1.3.3. Aceh akan memiliki kewenangan atas sumber daya alam yang hidup di laut teritorial di sekitar Aceh.

1.3.4. Aceh berhak menguasai 70% hasil dari semua cadangan hidrokarbon dan sumber daya alam lainnya yang ada saat ini dan di masa mendatang di wilayah Aceh maupun laut teritorial sekitar Aceh.
1.3.5. Aceh melaksanakan pembangunan dan pengelolaan semua pelabuhan laut dan pelabuhan udara dalam wilayah Aceh.

1.3.7. Aceh akan menikmati akses langsung dan tanpa hambatan ke negara-negara asing, melalui laut dan udara.

1.3.8. Pemerintah RI bertekad untuk menciptakan transparansi dalam pengumpulan dan pengalokasian pendapatan antara Pemerintah Pusat dan Aceh dengan menyetujui auditor luar melakukan verifikasi atas kegiatan tersebut dan menyampaikan hasil-hasilnya kepada Kepala Pemerintah Aceh.

1.4.2. Legislatif Aceh akan merumuskan kembali ketentuan hukum bagi Aceh berdasarkan prinsip-prinsip universal hak asasi manusia sebagaimana tercantum dalam Kovenan Internasional Perserikatan Bangsa-bangsa mengenai Hak-hak Sipil dan Politik dan mengenai Hak-hak Ekonomi, Sosial dan Budaya.

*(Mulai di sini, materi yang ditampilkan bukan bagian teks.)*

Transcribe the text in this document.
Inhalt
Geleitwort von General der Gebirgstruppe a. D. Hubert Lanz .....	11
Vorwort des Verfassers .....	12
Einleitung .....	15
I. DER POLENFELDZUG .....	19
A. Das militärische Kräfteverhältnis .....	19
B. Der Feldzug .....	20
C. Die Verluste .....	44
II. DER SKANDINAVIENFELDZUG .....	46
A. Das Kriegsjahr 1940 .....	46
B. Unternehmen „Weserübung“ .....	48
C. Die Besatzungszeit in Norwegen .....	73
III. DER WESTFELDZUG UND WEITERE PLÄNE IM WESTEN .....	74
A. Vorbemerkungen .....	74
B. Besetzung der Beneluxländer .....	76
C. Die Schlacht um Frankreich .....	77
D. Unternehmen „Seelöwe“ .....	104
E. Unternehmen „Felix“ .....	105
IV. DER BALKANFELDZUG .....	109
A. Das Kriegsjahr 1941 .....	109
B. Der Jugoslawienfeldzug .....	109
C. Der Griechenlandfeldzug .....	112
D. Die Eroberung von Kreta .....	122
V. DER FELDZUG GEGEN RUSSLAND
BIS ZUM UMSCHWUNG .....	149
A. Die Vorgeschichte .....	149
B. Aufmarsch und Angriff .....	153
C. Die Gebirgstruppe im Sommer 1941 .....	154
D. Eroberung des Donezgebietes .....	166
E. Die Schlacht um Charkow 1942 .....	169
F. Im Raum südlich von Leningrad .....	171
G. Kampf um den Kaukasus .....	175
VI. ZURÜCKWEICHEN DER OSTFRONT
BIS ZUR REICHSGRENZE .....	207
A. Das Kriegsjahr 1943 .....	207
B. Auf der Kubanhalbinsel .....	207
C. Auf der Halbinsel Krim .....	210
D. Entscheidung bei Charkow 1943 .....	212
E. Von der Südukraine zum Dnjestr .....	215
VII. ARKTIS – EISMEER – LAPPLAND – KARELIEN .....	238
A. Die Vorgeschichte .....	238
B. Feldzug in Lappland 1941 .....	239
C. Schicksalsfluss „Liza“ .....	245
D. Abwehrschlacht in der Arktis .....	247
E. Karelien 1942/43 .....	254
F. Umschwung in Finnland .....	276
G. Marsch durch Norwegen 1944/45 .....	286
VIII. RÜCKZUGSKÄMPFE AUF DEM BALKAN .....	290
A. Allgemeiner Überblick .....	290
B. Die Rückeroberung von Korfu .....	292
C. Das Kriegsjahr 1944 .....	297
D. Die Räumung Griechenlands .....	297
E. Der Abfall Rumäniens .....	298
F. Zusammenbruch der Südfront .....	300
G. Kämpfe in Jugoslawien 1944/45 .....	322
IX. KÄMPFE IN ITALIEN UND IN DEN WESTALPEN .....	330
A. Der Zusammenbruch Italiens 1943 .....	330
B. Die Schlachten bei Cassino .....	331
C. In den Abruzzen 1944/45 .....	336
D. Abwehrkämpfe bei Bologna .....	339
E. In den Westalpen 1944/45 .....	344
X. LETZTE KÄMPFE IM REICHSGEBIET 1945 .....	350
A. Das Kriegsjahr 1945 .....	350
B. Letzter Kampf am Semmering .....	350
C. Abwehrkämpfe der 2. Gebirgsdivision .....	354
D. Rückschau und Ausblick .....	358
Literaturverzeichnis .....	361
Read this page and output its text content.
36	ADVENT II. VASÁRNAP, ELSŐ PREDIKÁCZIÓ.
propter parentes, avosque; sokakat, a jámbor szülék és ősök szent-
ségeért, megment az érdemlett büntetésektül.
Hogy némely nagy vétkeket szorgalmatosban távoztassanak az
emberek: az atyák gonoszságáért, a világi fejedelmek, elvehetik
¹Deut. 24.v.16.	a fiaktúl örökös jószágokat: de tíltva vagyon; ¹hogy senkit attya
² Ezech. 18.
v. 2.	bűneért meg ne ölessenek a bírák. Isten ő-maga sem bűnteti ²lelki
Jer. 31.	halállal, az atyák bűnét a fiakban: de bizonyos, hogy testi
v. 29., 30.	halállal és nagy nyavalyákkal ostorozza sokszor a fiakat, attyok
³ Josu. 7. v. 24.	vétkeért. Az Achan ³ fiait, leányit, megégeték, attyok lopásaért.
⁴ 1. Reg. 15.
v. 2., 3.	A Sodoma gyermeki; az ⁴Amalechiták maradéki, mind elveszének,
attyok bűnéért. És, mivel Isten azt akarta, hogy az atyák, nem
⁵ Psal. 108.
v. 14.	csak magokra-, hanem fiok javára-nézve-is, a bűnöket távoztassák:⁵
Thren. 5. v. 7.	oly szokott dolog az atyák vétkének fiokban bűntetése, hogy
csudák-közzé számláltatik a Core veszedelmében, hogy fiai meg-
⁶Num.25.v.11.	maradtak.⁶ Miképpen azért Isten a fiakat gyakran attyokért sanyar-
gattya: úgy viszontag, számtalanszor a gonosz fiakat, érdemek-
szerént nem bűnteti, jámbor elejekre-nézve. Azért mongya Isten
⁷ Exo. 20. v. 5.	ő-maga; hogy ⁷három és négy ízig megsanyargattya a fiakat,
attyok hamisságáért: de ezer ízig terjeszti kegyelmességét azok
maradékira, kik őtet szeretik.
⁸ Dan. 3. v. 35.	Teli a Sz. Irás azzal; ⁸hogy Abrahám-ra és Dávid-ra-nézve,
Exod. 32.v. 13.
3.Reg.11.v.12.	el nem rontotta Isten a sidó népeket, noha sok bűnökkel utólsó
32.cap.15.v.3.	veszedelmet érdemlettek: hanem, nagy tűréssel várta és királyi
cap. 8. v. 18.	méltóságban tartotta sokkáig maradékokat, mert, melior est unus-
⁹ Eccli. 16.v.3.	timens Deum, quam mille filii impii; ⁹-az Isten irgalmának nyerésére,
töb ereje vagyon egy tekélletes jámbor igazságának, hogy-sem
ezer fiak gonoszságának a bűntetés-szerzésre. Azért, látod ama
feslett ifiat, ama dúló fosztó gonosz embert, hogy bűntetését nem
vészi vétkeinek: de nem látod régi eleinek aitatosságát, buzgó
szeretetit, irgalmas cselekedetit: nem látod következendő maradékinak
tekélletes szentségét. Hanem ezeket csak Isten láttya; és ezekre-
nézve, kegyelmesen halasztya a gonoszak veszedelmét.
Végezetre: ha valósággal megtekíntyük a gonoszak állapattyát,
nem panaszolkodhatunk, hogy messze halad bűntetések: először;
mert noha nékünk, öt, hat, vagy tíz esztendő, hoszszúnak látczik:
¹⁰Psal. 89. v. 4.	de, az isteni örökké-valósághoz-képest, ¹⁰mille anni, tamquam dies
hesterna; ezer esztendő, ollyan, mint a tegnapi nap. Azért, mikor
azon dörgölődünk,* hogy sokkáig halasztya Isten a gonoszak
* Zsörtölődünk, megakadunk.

1.4.4. Pengangkatan Kepala Kepolisian Aceh dan Kepala Kejaksaan Tinggi harus mendapatkan persetujuan Kepala Pemerintah Aceh. Penerimaan (rekruitmen) dan pelatihan anggota kepolisian organik dan penuntut umum

1.4.5. Semua kejahatan sipil yang dilakukan oleh aparat militer di Aceh akan diadili pada pengadilan sipil di Aceh.

2. Hak Asasi Manusia

2.1. Pemerintah RI akan mematuhi Kovenan Internasional Perserikatan Bangsa-bangsa mengenai Hak-hak Sipil dan Politik dan mengenai Hak-hak Ekonomi, Sosial dan Budaya.

2.2. Sebuah Pengadilan Hak Asasi Manusia akan dibentuk untuk Aceh.

2.3. Komisi Kebenaran dan Rekonsiliasi akan dibentuk di Aceh oleh Komisi Kebenaran dan Rekonsiliasi Indonesia dengan tugas merumuskan dan menentukan upaya rekonsiliasi.

3. Amnesti dan reintegrasi ke dalam masyarakat

3.1. Amnesti

3.1.1. Pemerintah RI, sesuai dengan prosedur konstitusional, akan memberikan amnesti kepada semua orang yang telah terlibat dalam kegiatan GAM sesegera mungkin dan tidak lewat dari 15 hari sejak penandatanganan Nota Kesepahaman ini.

3.1.2. Narapidana dan tahanan politik yang ditahan akibat konflik akan dibebaskan tanpa syarat secepat mungkin dan selambat-lambatnya 15 hari sejak penandatanganan Nota Kesepahaman ini.

3.2. Reintegrasi kedalam masyarakat

3.2.4. Pemerintah RI akan mengalokasikan dana bagi rehabilitasi harta benda publik dan perorangan yang hancur atau rusak akibat konflik untuk dikelola oleh Pemerintah Aceh.

3.2.5. Pemerintah RI akan mengalokasikan tanah pertanian dan dana yang memadai kepada Pemerintah Aceh dengan tujuan untuk memperlancar reintegrasi mantan pasukan GAM ke dalam masyarakat dan kompensasi bagi tahanan politik dan kalangan sipil yang terkena dampak. Pemerintah Aceh akan memanfaatkan tanah dan dana sebagai berikut:

a) Semua mantan pasukan GAM akan menerima alokasi tanah pertanian yang pantas, pekerjaan, atau jaminan sosial yang layak dari Pemerintah Aceh apabila mereka tidak mampu bekerja.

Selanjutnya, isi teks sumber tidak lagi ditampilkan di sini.